The Project Closure phase involves releasing the final deliverables to the customer, handing over project documentation, terminating supplier contracts, releasing project resources and communicating project closure to all stakeholders. The final step is to undertake an Evaluation to determine the extent to which the project was successful and note any lessons learned for future projects. The Project Closure Report should list all the activities required to close the project, to ensure that project closure is undertaken smoothly and efficiently. Once the report has been created and approved, the closure activities specified within the report are undertaken and the project is then officially closed. One to three months after the project has been closed and the business has begun to experience the benefits provided by the project, it is important to undertake an Evaluation, often referred to as a Post Implementation Review (PIR). This allows the business to identify the level of success of the project and list any lessons learned for future projects.

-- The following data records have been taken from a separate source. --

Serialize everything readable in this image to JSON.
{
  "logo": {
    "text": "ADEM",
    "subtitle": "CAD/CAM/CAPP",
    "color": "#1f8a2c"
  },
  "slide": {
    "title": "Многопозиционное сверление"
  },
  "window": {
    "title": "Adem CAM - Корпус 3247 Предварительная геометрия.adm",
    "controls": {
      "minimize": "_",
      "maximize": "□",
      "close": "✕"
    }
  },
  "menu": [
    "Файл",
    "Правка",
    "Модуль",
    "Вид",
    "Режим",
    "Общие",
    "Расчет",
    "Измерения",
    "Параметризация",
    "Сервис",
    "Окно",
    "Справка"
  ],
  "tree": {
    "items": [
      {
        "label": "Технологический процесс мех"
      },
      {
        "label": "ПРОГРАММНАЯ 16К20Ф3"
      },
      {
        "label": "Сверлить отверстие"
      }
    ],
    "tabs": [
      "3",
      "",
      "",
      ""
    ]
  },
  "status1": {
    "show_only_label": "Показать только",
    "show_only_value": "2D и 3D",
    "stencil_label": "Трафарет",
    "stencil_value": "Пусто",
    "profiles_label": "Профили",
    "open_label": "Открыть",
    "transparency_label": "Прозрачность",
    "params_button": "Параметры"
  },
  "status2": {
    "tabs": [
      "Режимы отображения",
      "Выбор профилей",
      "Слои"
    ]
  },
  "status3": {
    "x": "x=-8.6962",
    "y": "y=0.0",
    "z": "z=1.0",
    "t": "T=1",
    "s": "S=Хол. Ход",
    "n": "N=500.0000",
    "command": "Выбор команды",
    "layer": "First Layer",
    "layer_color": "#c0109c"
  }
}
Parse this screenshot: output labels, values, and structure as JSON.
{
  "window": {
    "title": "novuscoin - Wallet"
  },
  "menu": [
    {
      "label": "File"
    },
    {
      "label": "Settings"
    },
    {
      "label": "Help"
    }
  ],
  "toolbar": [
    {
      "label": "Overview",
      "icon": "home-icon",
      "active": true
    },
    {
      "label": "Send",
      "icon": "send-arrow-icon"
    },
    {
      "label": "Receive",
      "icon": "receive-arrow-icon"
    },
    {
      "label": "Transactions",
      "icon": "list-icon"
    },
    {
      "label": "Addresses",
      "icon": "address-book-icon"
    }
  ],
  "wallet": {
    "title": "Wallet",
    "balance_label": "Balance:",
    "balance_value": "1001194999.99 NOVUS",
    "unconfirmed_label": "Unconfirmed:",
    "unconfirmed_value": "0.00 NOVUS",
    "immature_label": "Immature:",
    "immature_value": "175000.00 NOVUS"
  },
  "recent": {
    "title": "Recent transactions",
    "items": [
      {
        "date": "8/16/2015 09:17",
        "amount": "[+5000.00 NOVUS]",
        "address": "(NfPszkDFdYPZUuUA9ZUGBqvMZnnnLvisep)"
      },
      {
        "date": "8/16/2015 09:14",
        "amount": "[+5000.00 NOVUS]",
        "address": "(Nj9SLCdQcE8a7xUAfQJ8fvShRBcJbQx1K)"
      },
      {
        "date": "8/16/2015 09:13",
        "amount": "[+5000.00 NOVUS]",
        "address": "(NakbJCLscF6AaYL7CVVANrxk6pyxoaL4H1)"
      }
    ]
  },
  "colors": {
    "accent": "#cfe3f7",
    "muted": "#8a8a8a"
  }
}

Evaluation is often carried out by an independent person to provide an unbiased opinion of the project outcome. The first step is to review the project performance to determine whether the project delivered the benefits, met the objectives, operated within the scope, and produced the deliverables on time, within budget and using the allocated resources. The review also needs to determine whether the project conformed to the management processes specified in Terms of Reference. It should also identify the key project achievements, failures and any lessons learned for future reference. The evaluation should review how the project performed against each of the targets set during the Initiation and Planning phases of the project, ie has the project:

  • Delivered the business benefits described in the Business Case?
  • Achieved the objectives specified in the Terms of Reference?
  • Deviated from the original scope as defined in the Terms of Reference?
  • Met the quality targets defined in the Quality Plan?
  • Proceeded according to the planned Delivery Schedule?
  • Deviated from the budgeted project expenditure as defined in the Financial Plan?
  • Deviated from the forecast resource levels as defined in the Resource Plan?

The next stage is to identify the extent to which the project has conformed to the management processes (as set out in the Terms of Reference) during the Execution phase of the project. These are: Time Management, Cost Management, Quality Management, Change Management, Risk Management, Communications Management and Acceptance Management. Finally, the Evaluation should:

  • List the major achievements for this project and describe the positive effect that each achievement has had on the customer's business.
  • List any project failures and describe the effects they have had on the customer's business.
  • Describe the lessons learned from undertaking this project and list any recommendations for similar projects in the future.

Successful project management models can often be used as templates for future projects.